She stood trembling before him, unable to raise her eyes, overcome by the happiness of seeing him, the wretchedness of parting—a wretchedness which she thought, poor girl, she had eluded, with all the conflict of feeling it must have brought. She tried to speak, but she could only smile at him faintly, and begin to cry.

“Maister Glen,” said her father, “you maun speak to me; Jeanie has had enough of fash and sorrow. We are on our way—to please her, no for ony wish of mine—on a lang voyage. We’re strangers and pilgrims here in this muckle London, as I never realized the state before.”

“On a long voyage!” Rob, though he had got through so much emotion one time and another, felt his heart stand still and a cold sensation of dismay steal over him. Had he not been keeping himself a refuge in Jeanie’s heart, whatever might happen? He said, “This is a terrible surprise. I never thought you would have taken such a step as this, Jeanie, without letting me know.”

“Maister Glen,” said Jeanie, adopting her father’s solemn mode of address, and hastily brushing the tears from her cheek, “wherever I gang, what’s that to you?” Her voice was scarcely audible; he had half to guess at what she said.

“It is a great deal to me,” he cried; “I never thought you would treat me so: going away without a word of warning, without saying good-bye, without letting me know you had any thought of it!”

A thrill of pain penetrated Rob’s heart. It was half ludicrous, but he did not see anything ludicrous in it. They were both flying from him, one on either side, the two girls with whom his fate was woven—one for want of love, the other for too much love. Rob saw no humor in the position, but he felt the poignancy and sting of it piercing through and through his heart. Should he be abandoned altogether, then; left entirely alone, without any love at all? But his whole nature rose up fiercely against this. He would not submit to it. If not one, then the other. “It cannot be, it cannot be. I will not let you go,” he said.

“Maister Glen,” said her father, “I canna rightly tell what has been between Jeanie and you. You’re better off than she is in this world, and your friends might have reason to complain if you bound yourself to a poor cobbler’s daughter. But this I ken, you have brought my Jeanie more trouble than pleasure. Gang your ways, my man, and let us gang ours. Jeanie, bid Mr. Glen farewell.”

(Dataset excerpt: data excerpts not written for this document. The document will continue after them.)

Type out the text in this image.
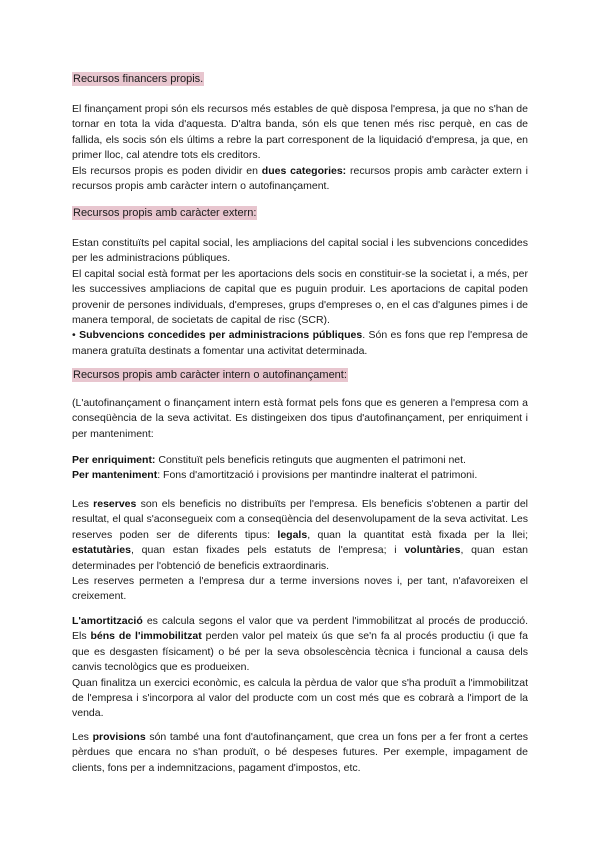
Recursos financers propis.

El finançament propi són els recursos més estables de què disposa l'empresa, ja que no s'han de tornar en tota la vida d'aquesta. D'altra banda, són els que tenen més risc perquè, en cas de fallida, els socis són els últims a rebre la part corresponent de la liquidació d'empresa, ja que, en primer lloc, cal atendre tots els creditors.

Els recursos propis es poden dividir en dues categories: recursos propis amb caràcter extern i recursos propis amb caràcter intern o autofinançament.

Recursos propis amb caràcter extern:

Estan constituïts pel capital social, les ampliacions del capital social i les subvencions concedides per les administracions públiques.

El capital social està format per les aportacions dels socis en constituir-se la societat i, a més, per les successives ampliacions de capital que es puguin produir. Les aportacions de capital poden provenir de persones individuals, d'empreses, grups d'empreses o, en el cas d'algunes pimes i de manera temporal, de societats de capital de risc (SCR).

• Subvencions concedides per administracions públiques. Són es fons que rep l'empresa de manera gratuïta destinats a fomentar una activitat determinada.

Recursos propis amb caràcter intern o autofinançament:

(L'autofinançament o finançament intern està format pels fons que es generen a l'empresa com a conseqüència de la seva activitat. Es distingeixen dos tipus d'autofinançament, per enriquiment i per manteniment:

Per enriquiment: Constituït pels beneficis retinguts que augmenten el patrimoni net.

Per manteniment: Fons d'amortització i provisions per mantindre inalterat el patrimoni.

Les reserves son els beneficis no distribuïts per l'empresa. Els beneficis s'obtenen a partir del resultat, el qual s'aconsegueix com a conseqüència del desenvolupament de la seva activitat. Les reserves poden ser de diferents tipus: legals, quan la quantitat està fixada per la llei; estatutàries, quan estan fixades pels estatuts de l'empresa; i voluntàries, quan estan determinades per l'obtenció de beneficis extraordinaris.

Les reserves permeten a l'empresa dur a terme inversions noves i, per tant, n'afavoreixen el creixement.

L'amortització es calcula segons el valor que va perdent l'immobilitzat al procés de producció. Els béns de l'immobilitzat perden valor pel mateix ús que se'n fa al procés productiu (i que fa que es desgasten físicament) o bé per la seva obsolescència tècnica i funcional a causa dels canvis tecnològics que es produeixen.

Quan finalitza un exercici econòmic, es calcula la pèrdua de valor que s'ha produït a l'immobilitzat de l'empresa i s'incorpora al valor del producte com un cost més que es cobrarà a l'import de la venda.

Les provisions són també una font d'autofinançament, que crea un fons per a fer front a certes pèrdues que encara no s'han produït, o bé despeses futures. Per exemple, impagament de clients, fons per a indemnitzacions, pagament d'impostos, etc.
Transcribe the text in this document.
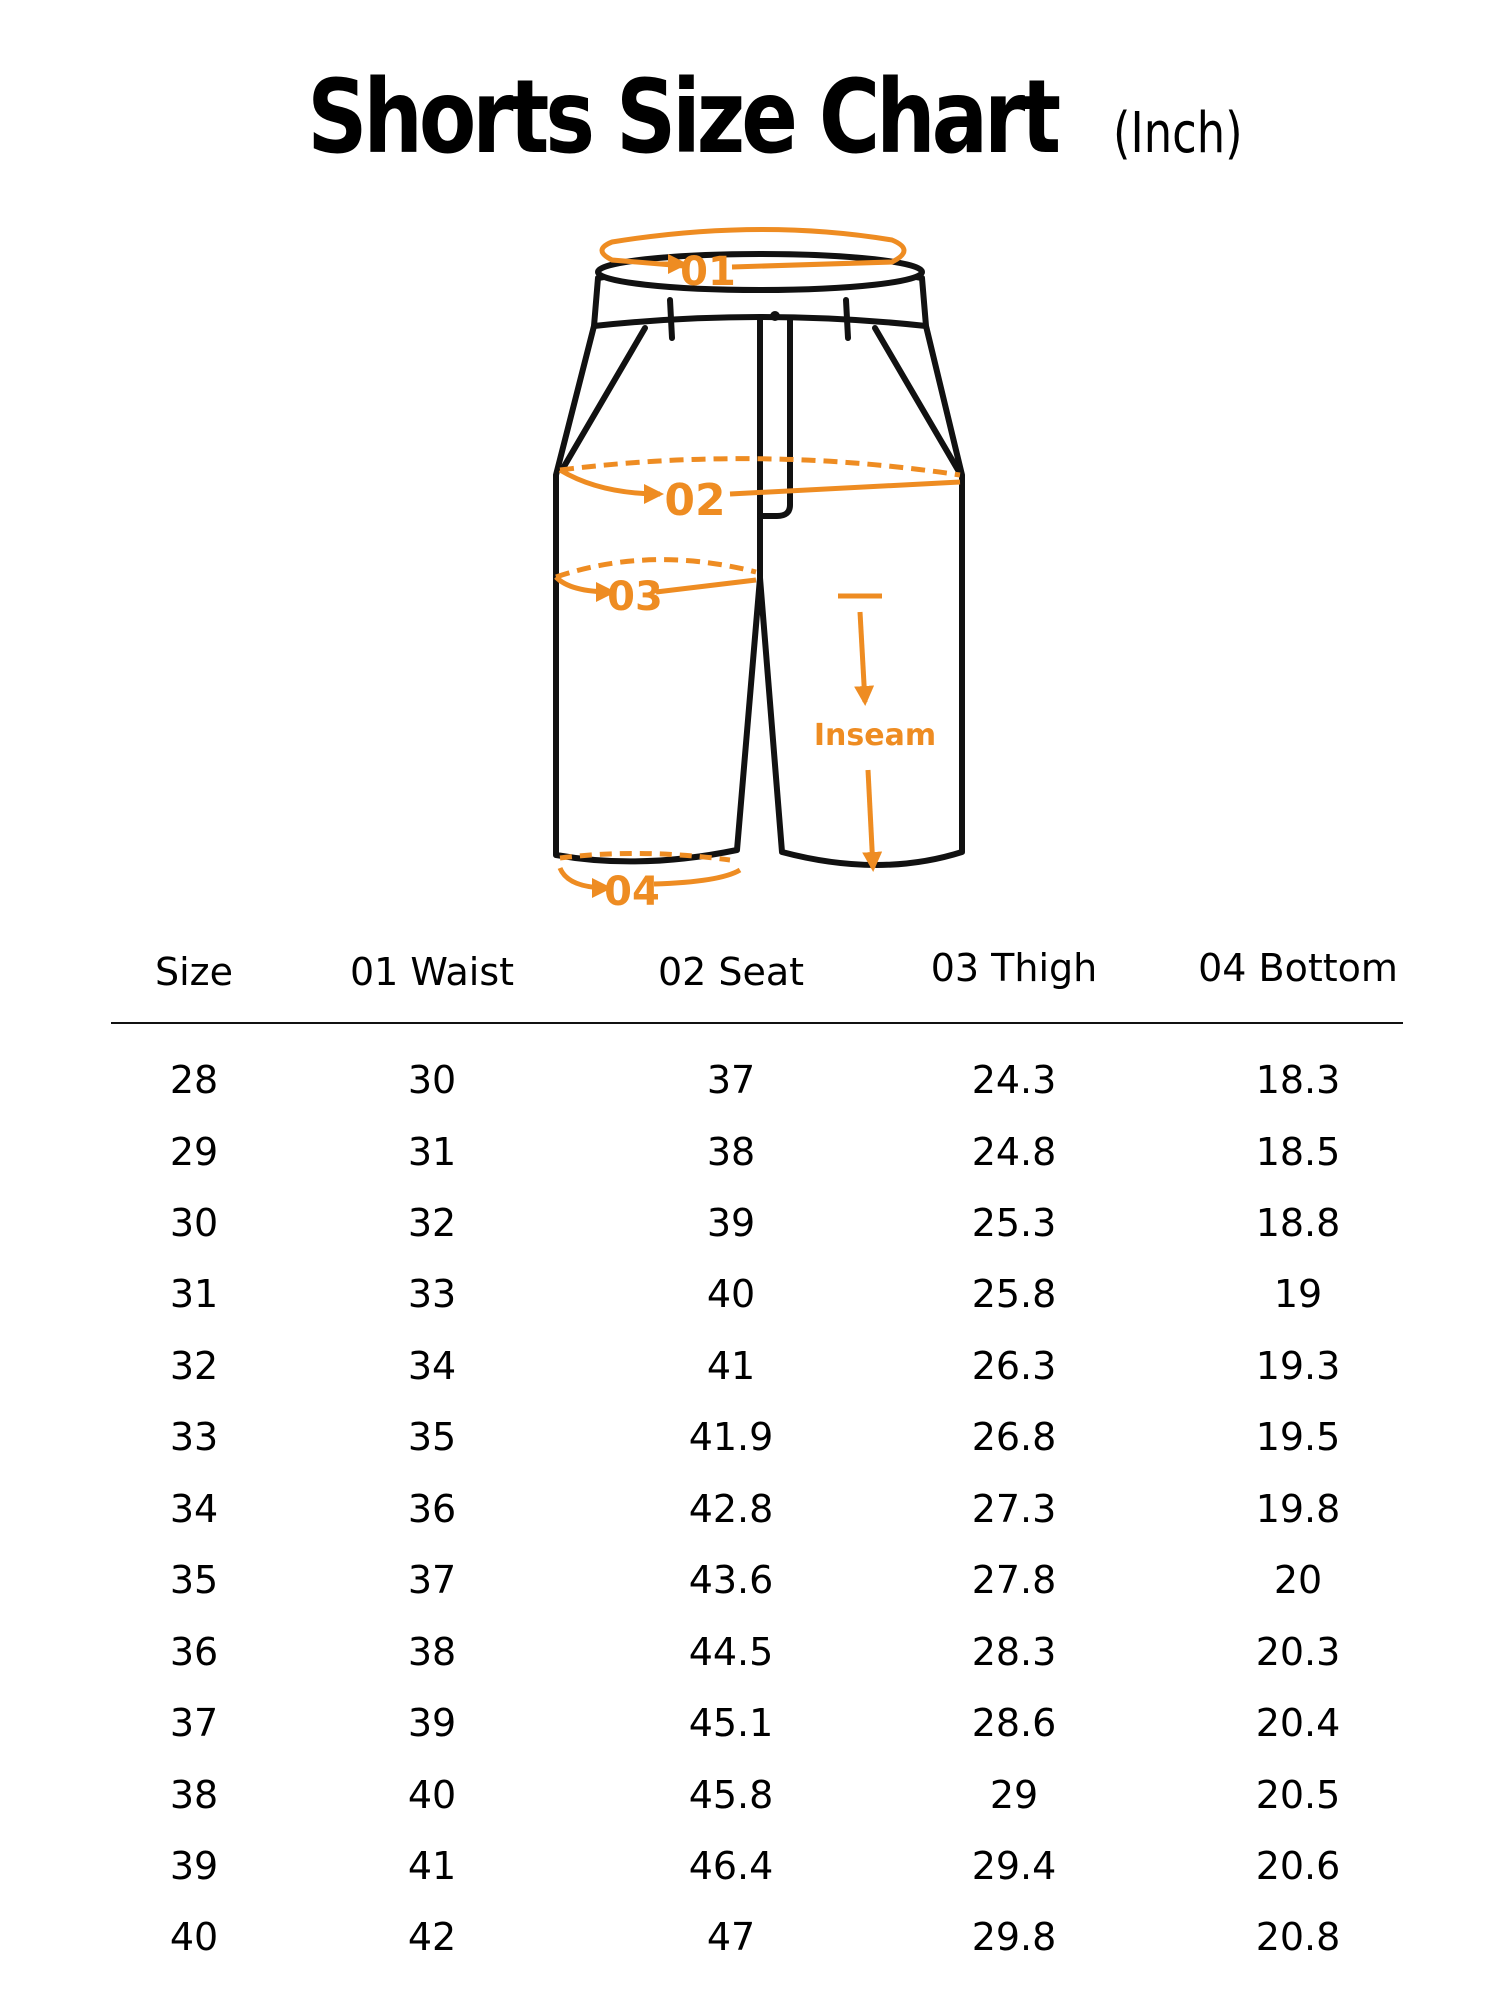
Shorts Size Chart (Inch)
01
02
03
04
Inseam
Size	01 Waist	02 Seat	03 Thigh	04 Bottom
28	30	37	24.3	18.3
29	31	38	24.8	18.5
30	32	39	25.3	18.8
31	33	40	25.8	19
32	34	41	26.3	19.3
33	35	41.9	26.8	19.5
34	36	42.8	27.3	19.8
35	37	43.6	27.8	20
36	38	44.5	28.3	20.3
37	39	45.1	28.6	20.4
38	40	45.8	29	20.5
39	41	46.4	29.4	20.6
40	42	47	29.8	20.8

“I will say no farewell till I know more about it,” he said. “Where are you staying? I must see more of you, I must hear all about it. We are old friends at least, John Robertson; you cannot deny me that.”

“Old enough friends; but what o’ that? It’s no years, but kindness, that I look to. We’re biding up west a bittie, with a decent woman from Cupar. I’m putting no force upon Jeanie to take her away. It’s a’ her ain doing; and if her and you have onything you want to say, I’ll no forbid the saying of it; but I dinna advise thae last words and thae lang farewells,” said John Robertson, shaking his head. Jeanie looked up at him wistfully, with a sad smile in her wet eyes.

“Let him come this ae night, faither—this ae night,” she said, in her plaintive voice; “maist likely it will be the last.”